Un jour, une poule rousse est arrivée dans notre jardin. À la nuit tombée, elle s’est réfugiée dans le garage. La croyant égarée, le lendemain nous l’avons reconduite chez notre voisin, quelques cent cinquante mètres plus loin. Mais elle est revenue jour après jour. La nuit, elle s’installait pour dormir sur une étagère du garage dans une caisse contenant des chaussures, malgré les propositions de cartons mieux aménagés. Elle est vite devenue familière, accourant chercher de la compagnie ou des friandises dès que nous sortions. Nous avons fini par lui installer une cabane en bois garnie de paille à l’intérieur du garage pour qu’elle y soit vraiment chez elle. L’oiselle courait avec une démarche de dinosaure, s’invitait à la maison quand elle trouvait une porte entrouverte, était à l’aise avec tout le monde. Quand ses plumes arrachées ont repoussé, elle est devenue encore plus belle. Nous avons compris qu’elle avait quitté le poulailler du voisin, où elle était la dernière arrivée, parce que les autres poules la persécutaient. Suite à son déménagement, ses congénères sont venues une ou deux fois sur son nouveau territoire, puis on ne les a plus revues, sauf une petite poule blanche et vive qui est devenue la meilleure amie de Poulinda. Chaque matin, dès que le voisin ouvrait la porte de son poulailler, elle se précipitait chez nous. En arrivant, elle se perchait sur la fenêtre de la cuisine. Me voilà ! Puis elle passait la journée avec Poulinda. Elles étaient souvent à quelques centimètres l’une de l’autre, à s’intéresser à la même touffe d’herbe, à gratter le même carré de terre, à prendre un bain de poussière au même moment, à se mettre à l’abri ensemble quand il pleuvait, à se chamailler de temps à autre. Quand il y avait distribution de biscuits, Poulinda se présentait avec les chiens et prenait comme eux les morceaux dans la main, tandis que Blanquita attendait en trépignant d’impatience qu’on les lui lance à terre. Au crépuscule, Blanquita repartait d’un pas décidé vers son propre poulailler, chez le voisin, juste avant qu’il ne ferme la porte pour la nuit, et revenait dès le matin suivant.

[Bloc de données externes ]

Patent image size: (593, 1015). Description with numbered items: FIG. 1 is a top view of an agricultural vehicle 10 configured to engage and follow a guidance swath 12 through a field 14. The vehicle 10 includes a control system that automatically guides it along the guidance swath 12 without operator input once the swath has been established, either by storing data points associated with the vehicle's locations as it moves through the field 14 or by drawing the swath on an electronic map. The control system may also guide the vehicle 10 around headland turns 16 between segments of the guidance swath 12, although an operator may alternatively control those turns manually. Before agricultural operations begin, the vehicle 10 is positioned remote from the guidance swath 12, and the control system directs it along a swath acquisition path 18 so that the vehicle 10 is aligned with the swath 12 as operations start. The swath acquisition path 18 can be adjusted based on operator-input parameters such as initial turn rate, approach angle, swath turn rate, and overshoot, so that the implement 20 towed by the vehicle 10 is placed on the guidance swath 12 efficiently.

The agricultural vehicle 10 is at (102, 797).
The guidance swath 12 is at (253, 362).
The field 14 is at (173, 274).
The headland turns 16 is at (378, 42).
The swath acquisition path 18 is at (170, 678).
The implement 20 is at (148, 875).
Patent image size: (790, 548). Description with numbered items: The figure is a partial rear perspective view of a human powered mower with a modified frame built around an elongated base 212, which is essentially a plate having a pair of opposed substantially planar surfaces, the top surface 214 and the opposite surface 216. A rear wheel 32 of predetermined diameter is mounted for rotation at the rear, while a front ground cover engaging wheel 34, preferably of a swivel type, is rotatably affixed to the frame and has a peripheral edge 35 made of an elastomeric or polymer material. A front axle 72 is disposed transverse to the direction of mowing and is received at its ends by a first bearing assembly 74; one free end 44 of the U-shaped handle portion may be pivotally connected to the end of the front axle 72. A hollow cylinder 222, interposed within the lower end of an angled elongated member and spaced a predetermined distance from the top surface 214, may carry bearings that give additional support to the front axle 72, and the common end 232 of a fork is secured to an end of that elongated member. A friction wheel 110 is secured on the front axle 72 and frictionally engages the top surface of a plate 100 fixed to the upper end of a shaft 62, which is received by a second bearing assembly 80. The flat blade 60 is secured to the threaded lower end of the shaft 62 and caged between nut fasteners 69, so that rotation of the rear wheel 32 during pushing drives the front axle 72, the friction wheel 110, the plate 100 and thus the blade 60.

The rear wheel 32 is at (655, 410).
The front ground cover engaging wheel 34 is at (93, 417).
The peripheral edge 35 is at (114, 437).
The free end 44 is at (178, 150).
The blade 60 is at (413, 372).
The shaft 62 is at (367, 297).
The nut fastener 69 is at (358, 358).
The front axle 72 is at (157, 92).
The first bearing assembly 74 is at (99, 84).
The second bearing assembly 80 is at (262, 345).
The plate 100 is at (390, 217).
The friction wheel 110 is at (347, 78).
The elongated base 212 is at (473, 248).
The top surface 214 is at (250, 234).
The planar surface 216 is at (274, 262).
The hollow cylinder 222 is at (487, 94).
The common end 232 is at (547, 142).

Toutes les deux étaient à mes côtés ce jour de la fin juillet 2013 où j’ai commencé à lire Zoopolis. C’était un de ces moments parfaits où la vie est toute simple et splendide. Il faisait un temps radieux. Nous étions sur la pelouse. Le livre était captivant, et quand je levais les yeux, je voyais les poulettes, mon humain de compagnie, les chiens et une des chattes, qui étaient venus là eux aussi se dorer au soleil ou s’affairer mollement. Les uns et les autres passaient me visiter par moments. Nous avons un peu joué à la balle avec les chiens. Noumène, la chatte, a insisté pour que Milane lui lèche le postérieur, ce qu’elle a fait aimablement. C’était drôle de regarder Blanquita creuser un véritable cratère pour son bain de poussière. Elle avait un style bien à elle, assez éloigné de la technique réglementaire : lorsqu’elle pédalait avec beaucoup d’énergie, il lui arrivait de se retrouver les pattes en l’air.

Au cours des jours suivants, ce fut un plaisir de poursuivre la lecture. « Ils sont fort les auteurs de couvrir un sujet vaste, en apportant un souffle neuf ; et ils ont le charme des gens érudits qui savent écrire avec simplicité » me disais-je.

Il y a eu ce dimanche où Poulinda a été tellement agitée et indignée que nous démontions sa petite maison de bois pour la nettoyer et la désinfecter, puis s’est rassérénée quand tout a été remis en place. Elle-même avait besoin de soins aux pattes à cause de parasites. Elle se laissait placidement poser debout dans la bassine d’eau tiède, puis nous faisait toute confiance pour lui masser les pattes avec un produit.

Plus tard, en travaillant sur Zoopolis, j’ai souvent pensé à Poulinda et Blanquita, parce qu’elles faisaient partie du moment de paradis où j’ai ouvert le livre pour la première fois, et que deux semaines plus tard, un renard les a tuées à deux pas de la maison. C’était un événement improbable qu’il ou elle prenne le risque de s’aventurer là en plein jour. Des renardeaux à nourrir peut-être ? Des dizaines de scénarios où les poules ont la vie sauve vous passent par la tête ; on aurait certainement agi pour que l’un d’eux se réalise si on avait su remonter le temps. Pourtant, on sait qu’il ne pouvait pas y avoir de happy end. Mettons que Sami aurait été dans le jardin. Il se serait précipité sur le renard et l’aurait poursuivi à toutes pattes jusqu’à ce que celui-ci le sème en disparaissant dans les fourrés. Puis, le renard se serait rattrapé d’avoir raté les poules en chassant des mulots. Ou alors, il serait rentré bredouille au terrier et les renardeaux auraient eu faim. Dans tous les cas, l’histoire finit mal pour quelqu’un. Que vous voulez-vous tirer de ça ? Je n’ai pas de théorie pour dire qu’il serait plus juste que ce soit tel ou telle qui se retrouve avec le mistigri. Quand on se met à penser ainsi, on est facilement aspiré vers une sorte de nihilisme : à quoi bon se bouger puisque ça finira mal pour quelqu’un ; ça finira même mal pour tout le monde puisque « à long terme, nous serons tous morts » et le prélude à la mort est rarement exquis. Mais n’est-ce pas confondre sinistrose et lucidité ? Dans un film, le tout n’est pas le moment du mot « fin ». Le petit coin du monde où je me trouvais lorsque j’ai ouvert Zoopolis a bien existé. Il était beau pour nous tous, plumues, pelus ou cunus. Une grosse poule rousse et une petite poule blanche avaient contribué à le rendre ainsi. Il ne tient qu’à nous de faire en sorte que toute la province du vivant faite des sociétés humanimales lui ressemble.